With its advent into the modern State in 1895, Mai-Ndombe – called ‘Lake Leopold II district' – became ontologically determined by colonial capitalism and associated twice over with one of its most prominent and controversial figures. Today, the topological sweep carried out by the ‘authenticity' of the Mobutu regime has removed all references to the former ruler of Belgium. Likewise, an attempt was made to dissociate the province from its lake by erasing its name from the latter. But the province still bears traces of its colonial markers. The term ‘Mai-Ndombe', meaning ‘black waters', that the State of Zaïre used to replace the old ‘Lake Leopold II', effectively designates a physical qualifier that was given to the lake by H.M. Stanley's Bakongo carriers when he passed through in 1882.
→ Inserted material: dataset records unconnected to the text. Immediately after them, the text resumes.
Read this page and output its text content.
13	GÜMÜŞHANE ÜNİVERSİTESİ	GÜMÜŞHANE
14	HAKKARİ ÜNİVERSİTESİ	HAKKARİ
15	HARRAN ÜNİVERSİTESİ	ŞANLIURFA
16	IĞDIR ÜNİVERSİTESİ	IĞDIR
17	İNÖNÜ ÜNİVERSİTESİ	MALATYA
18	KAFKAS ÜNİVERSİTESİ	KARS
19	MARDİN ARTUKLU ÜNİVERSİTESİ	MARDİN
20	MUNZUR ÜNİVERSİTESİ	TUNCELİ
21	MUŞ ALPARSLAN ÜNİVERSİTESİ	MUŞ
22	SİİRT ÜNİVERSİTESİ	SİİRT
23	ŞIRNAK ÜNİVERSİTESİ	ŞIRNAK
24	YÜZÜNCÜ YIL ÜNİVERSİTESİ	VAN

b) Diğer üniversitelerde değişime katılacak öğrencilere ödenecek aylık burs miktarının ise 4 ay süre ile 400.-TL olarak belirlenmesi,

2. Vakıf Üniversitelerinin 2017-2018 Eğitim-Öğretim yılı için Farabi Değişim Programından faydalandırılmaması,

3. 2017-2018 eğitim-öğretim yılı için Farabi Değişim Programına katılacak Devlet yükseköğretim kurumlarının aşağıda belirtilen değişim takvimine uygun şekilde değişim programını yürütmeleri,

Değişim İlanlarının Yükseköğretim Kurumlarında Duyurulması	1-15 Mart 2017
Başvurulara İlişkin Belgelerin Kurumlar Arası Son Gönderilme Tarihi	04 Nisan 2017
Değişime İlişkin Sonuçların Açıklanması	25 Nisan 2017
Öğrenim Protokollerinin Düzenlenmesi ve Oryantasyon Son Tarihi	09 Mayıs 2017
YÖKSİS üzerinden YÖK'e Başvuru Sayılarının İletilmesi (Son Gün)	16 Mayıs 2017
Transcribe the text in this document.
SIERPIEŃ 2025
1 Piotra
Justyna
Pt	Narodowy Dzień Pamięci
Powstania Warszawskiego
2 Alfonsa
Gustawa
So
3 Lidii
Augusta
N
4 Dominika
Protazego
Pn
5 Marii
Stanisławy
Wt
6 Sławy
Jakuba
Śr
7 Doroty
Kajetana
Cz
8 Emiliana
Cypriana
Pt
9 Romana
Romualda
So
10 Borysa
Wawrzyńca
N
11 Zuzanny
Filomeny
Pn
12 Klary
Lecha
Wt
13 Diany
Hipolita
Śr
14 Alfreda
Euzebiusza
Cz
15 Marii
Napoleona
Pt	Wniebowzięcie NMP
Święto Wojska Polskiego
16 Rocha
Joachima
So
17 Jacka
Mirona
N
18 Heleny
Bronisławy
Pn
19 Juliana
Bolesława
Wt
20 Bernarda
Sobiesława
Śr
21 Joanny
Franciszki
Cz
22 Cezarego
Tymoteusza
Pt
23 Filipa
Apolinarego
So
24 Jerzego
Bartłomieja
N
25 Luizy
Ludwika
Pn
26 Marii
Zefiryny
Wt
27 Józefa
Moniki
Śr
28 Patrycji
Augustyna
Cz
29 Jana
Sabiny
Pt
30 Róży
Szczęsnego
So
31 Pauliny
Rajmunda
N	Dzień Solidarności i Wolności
Historically, the vast primaeval district area that is now a province corresponds to the personal reserve known as the ‘Crown Domain' carved out by Leopold II north of the Kasai River in the Congo Free State, and whose limits, like the identities of its administrators and commissioners, remain unclear. The rubber-rich region was bled white by the system of economic predation organized by Leopold II, which suppressed all other forms of trade that competed with it and abandoned certain territories and their inhabitants to brutal treatment by European agents and their auxiliaries.
Mai-Ndombe is both a geographic and human mosaic. No unifying element can be found in its natural configuration. The lake's central position does not make it a catalyst for unity. It serves more as a symbolic geographic marker rather than a cradle of identity. The territories of Kutu, Inongo, and Kiri, which form the province's historical nucleus, are found on the shores of the lake. The territories of Yumbi, Bolobo, long acquired from Équateur; Mushie and Kwamouth from Congo-Kasaï; and Oshwe, from Dekese, were added much later. Heterogeneity is everywhere. The forest, which reigns supreme in the north and east of the province, gives way to savannah in the south and west. Moreover, a demographic imbalance matches the disparity in vegetation: there is an emptiness in the very sparsely populated forest territory of Oshwe, part of the Congo basin. The neighbouring territories of Kri and Inongo, with somewhat denser populations, see their inhabitants scattered along the lake, rivers, and a few roads. This green desert in the north and east stands in stark contrast to the highly populated pockets of land found in the west and south (or part of it), whose population densities are much higher. A common denominator for the manner in which Mai-Ndombe populations are organized is thus hard to find.
The thick administrative thread thus stitches together smaller areas with very distinct socio-cultural, political, and economic characteristics. Was the construction of this provincial body simply a piece of administrative patchwork created by the modern State, the same one that – from the outset – prioritised economic needs and neglected social considerations?
Mai-Ndombe is also synonymous with natural heritage. Three-quarters of the province is covered by forest, a source of authority and prestige as well as a vital resource, containing exceptional biodiversity that has warranted the creation of a number of conservation areas. The province receives significant funding to preserve them. But for now, the wealth of this globally recognized natural heritage stands sharply at odds with the precarious socio-economic situation of its inhabitants, whose intensive farming practices are often singled out as being a leading cause of deforestation. Along with fishing (of varying intensity depending on the group and on proximity to the rivers or lake) and hunting, depending on the availability of game, most inhabitants also engage in a supplementary trading activity. Rudimentary whalers and a smattering of boats, all systematically overloaded, cross the lake and go down the rivers towards the capital. In the absence of industry, these same vessels head back in the opposite direction bearing manufactured goods that are consumed locally. The characteristics of these trade flows bear a curious resemblance to the harvesting regime of Leopold's time. Like the rubber, copal and ivory of yesteryear, today's commodities – with the exception of Sodefor timber – leave for Kinshasa as raw materials.